③ Cloud native form, more flexible operation mode
In the enterprise, DBAs are usually faced with various and complex data interaction scenarios, such as scheduled backup of data, import and export of data from production to test database, etc. However, due to the inflexible existence of existing desktop tools, DBAs will face numerous troubles when performing heretics recovery. The exported data provided by CloudQuery removes the strong coupling between the data operator and the terminal and improves the data control within the enterprise. The exported files are only stored in the user’s personal folder, preventing data leakage caused by the data file being stolen and spread by other personnel in the hard disk. At the same time, CloudQuery supports custom parameter functions to help DBAs choose to export data flexibly, such as ignore=y full=y and so on.
④ Data source feature support
Considering the data interaction in various complex scenarios, we designed the import and export modules to support specific features for each data source, such as mysql’s mysqldump –single-transaction. When exporting, we changed the session transaction isolation level to RR isolation level and started a transaction. At the RR isolation level, the exported data is the snapshot of the data when transactions are started, ensuring the consistency of exported data.

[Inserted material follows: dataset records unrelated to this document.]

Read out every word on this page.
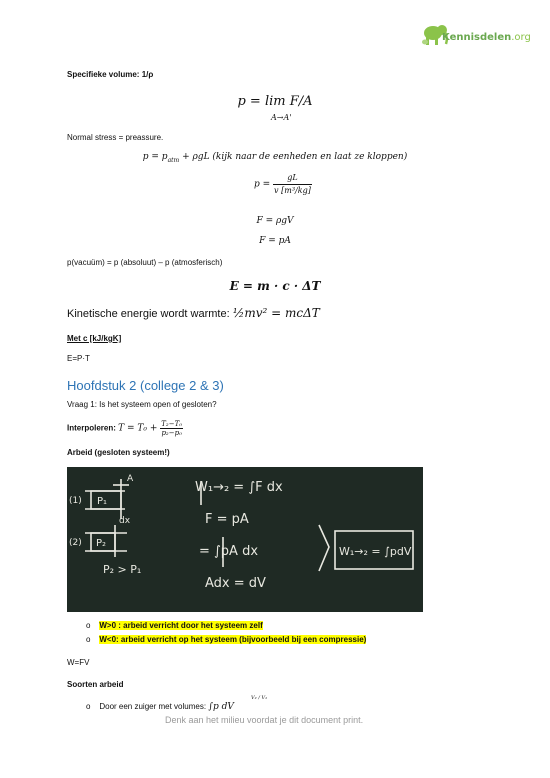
Kennisdelen.org
Specifieke volume: 1/ρ
p = lim F/A
A→A'
Normal stress = preassure.
$p = p_{atm} + \rho gL$ (kijk naar de eenheden en laat ze kloppen)
$p = \frac{gL}{\text{v [m³/kg]}}$
F = ρgV
F = pA
p(vacuüm) = p (absoluut) – p (atmosferisch)
E = m · c · ΔT
Kinetische energie wordt warmte: ½mv² = mcΔT
Met c [kJ/kgK]
E=P·T
Hoofdstuk 2 (college 2 & 3)
Vraag 1: Is het systeem open of gesloten?
Interpoleren: $T = T_0 + \frac{\text{T₂−T₀}}{\text{p₂−p₀}}$
Arbeid (gesloten systeem!)
(1)
(2)
P₁
P₂
A
dx
P₂ > P₁
W₁→₂ = ∫F dx
F = pA
= ∫pA dx
Adx = dV
W₁→₂ = ∫pdV
o W>0 : arbeid verricht door het systeem zelf
o W<0: arbeid verricht op het systeem (bijvoorbeeld bij een compressie)
W=FV
Soorten arbeid
o Door een zuiger met volumes: ∫p dV
V₂ / V₁
Denk aan het milieu voordat je dit document print.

As for the choice of development language, most export actions require direct interaction with database terminal commands, so we abandon the mainstream Java in the market and use Go language for code development, aiming to make the command line tools SaaS and access to various database tools to facilitate expansion. Each DTS tool has its own description file, and the description language can be used to define new command-line tools along the way. Similarly, front-end interactive pages, back-end tools, commands, and so on can be implemented through description files. All real-time status output is pushed by WebSocket for front-end page interaction.

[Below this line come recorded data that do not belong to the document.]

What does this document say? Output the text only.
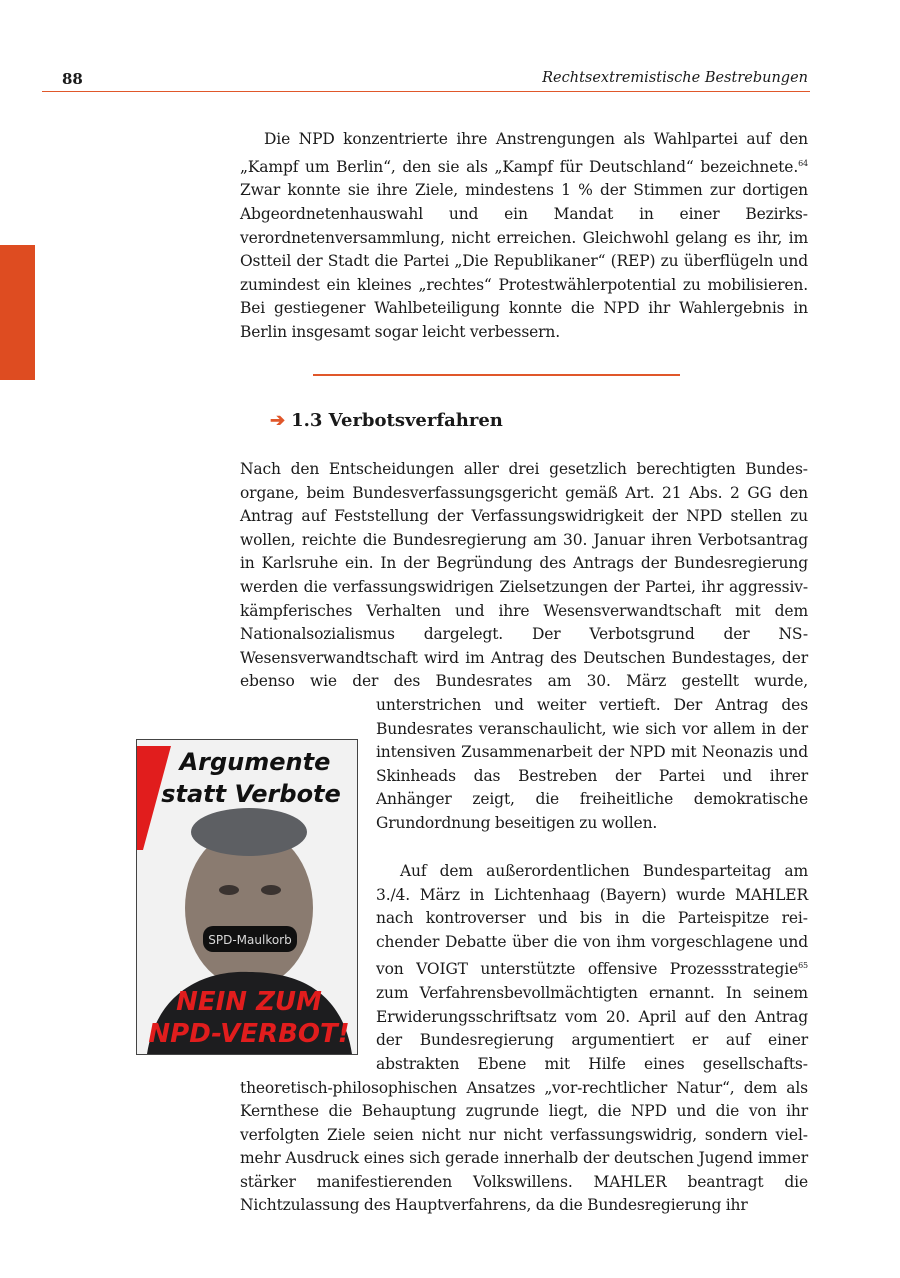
88	Rechtsextremistische Bestrebungen

Die NPD konzentrierte ihre Anstrengungen als Wahlpartei auf den „Kampf um Berlin“, den sie als „Kampf für Deutschland“ bezeichnete.$^{64}$ Zwar konnte sie ihre Ziele, mindestens 1 % der Stimmen zur dortigen Abgeordnetenhauswahl und ein Mandat in einer Bezirksverordnetenversammlung, nicht erreichen. Gleichwohl gelang es ihr, im Ostteil der Stadt die Partei „Die Republikaner“ (REP) zu überflügeln und zumindest ein kleines „rechtes“ Protestwählerpotential zu mobilisieren. Bei gestiegener Wahlbeteiligung konnte die NPD ihr Wahlergebnis in Berlin insgesamt sogar leicht verbessern.

➔ 1.3 Verbotsverfahren

Nach den Entscheidungen aller drei gesetzlich berechtigten Bundesorgane, beim Bundesverfassungsgericht gemäß Art. 21 Abs. 2 GG den Antrag auf Feststellung der Verfassungswidrigkeit der NPD stellen zu wollen, reichte die Bundesregierung am 30. Januar ihren Verbotsantrag in Karlsruhe ein. In der Begründung des Antrags der Bundesregierung werden die verfassungswidrigen Zielsetzungen der Partei, ihr aggressiv-kämpferisches Verhalten und ihre Wesensverwandtschaft mit dem Nationalsozialismus dargelegt. Der Verbotsgrund der NS-Wesensverwandtschaft wird im Antrag des Deutschen Bundestages, der ebenso wie der des Bundesrates am 30. März gestellt wurde, unterstrichen und weiter vertieft. Der Antrag des Bundesrates veranschaulicht, wie sich vor allem in der intensiven Zusammenarbeit der NPD mit Neonazis und Skinheads das Bestreben der Partei und ihrer Anhänger zeigt, die freiheitliche demokratische Grundordnung beseitigen zu wollen.

SPD-Maulkorb
Argumente
statt Verbote
NEIN ZUM
NPD-VERBOT!

Auf dem außerordentlichen Bundesparteitag am 3./4. März in Lichtenhaag (Bayern) wurde MAHLER nach kontroverser und bis in die Parteispitze reichender Debatte über die von ihm vorgeschlagene und von VOIGT unterstützte offensive Prozessstrategie$^{65}$ zum Verfahrensbevollmächtigten ernannt. In seinem Erwiderungsschriftsatz vom 20. April auf den Antrag der Bundesregierung argumentiert er auf einer abstrakten Ebene mit Hilfe eines gesellschaftstheoretisch-philosophischen Ansatzes „vor-rechtlicher Natur“, dem als Kernthese die Behauptung zugrunde liegt, die NPD und die von ihr verfolgten Ziele seien nicht nur nicht verfassungswidrig, sondern vielmehr Ausdruck eines sich gerade innerhalb der deutschen Jugend immer stärker manifestierenden Volkswillens. MAHLER beantragt die Nichtzulassung des Hauptverfahrens, da die Bundesregierung ihr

Using mysqldump as an example:
As shown in the figure above, when adding tool support, you need to define the description file first. When the DTS service is started, the files are automatically mapped to dynamic classes. The classes are independent of each other, facilitating subsequent expansion. After successful startup, the front end will automatically retrieve dynamic classes in the rendering page tool library and render dynamic page forms with the server side. After the specified task is selected, it will be converted into operation commands according to the parameters selected and customized by the user. Execute when the user requests submitted to the server, the server will block differences between tool, through the parameters for the difference between different processing and dynamically generated database command, asynchronously subsequently submitted to the database, will be carried out in real time during the execution of log information and the execution state collection, finally the result feedback and log output in the form of ws, In addition, the system works with the persistence layer cache to facilitate log downloading and viewing.

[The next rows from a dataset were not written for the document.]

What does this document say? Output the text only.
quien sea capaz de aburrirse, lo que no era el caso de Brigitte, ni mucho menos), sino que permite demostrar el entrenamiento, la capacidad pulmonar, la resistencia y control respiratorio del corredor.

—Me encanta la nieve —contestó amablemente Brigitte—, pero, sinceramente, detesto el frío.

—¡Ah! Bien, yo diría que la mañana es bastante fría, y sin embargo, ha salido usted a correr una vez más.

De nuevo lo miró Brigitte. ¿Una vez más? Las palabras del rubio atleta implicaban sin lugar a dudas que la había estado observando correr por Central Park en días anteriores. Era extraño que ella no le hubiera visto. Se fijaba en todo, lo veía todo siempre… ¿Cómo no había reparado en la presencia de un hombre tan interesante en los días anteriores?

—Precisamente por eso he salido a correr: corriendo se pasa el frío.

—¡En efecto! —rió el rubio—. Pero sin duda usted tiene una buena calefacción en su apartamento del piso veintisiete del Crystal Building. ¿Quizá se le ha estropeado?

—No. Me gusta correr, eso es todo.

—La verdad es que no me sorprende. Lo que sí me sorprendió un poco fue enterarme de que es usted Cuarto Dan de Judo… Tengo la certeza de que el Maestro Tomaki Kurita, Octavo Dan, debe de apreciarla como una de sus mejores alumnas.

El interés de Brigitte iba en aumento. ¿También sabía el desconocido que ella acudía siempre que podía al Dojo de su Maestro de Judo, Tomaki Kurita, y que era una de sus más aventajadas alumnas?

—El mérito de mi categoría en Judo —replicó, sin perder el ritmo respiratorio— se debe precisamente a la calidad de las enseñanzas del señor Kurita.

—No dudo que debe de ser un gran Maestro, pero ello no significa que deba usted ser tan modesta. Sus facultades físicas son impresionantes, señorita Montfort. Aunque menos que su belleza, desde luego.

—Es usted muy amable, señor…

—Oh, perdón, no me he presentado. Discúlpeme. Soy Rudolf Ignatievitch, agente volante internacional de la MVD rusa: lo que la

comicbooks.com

As you can see in the above scenario, CloudQuery’s tooling support has gone beyond the desktop limitations of the PC era. Gradually improve of the construction of the server with the clouds, in the DTS will integrate more data manipulation tools, while improve tool performance is more close to the complete data within the enterprise operating scenarios, from the perspective of different users build the corresponding path operation, intuitive and convenient way to reconstruct the DBA integrated intelligent tool box.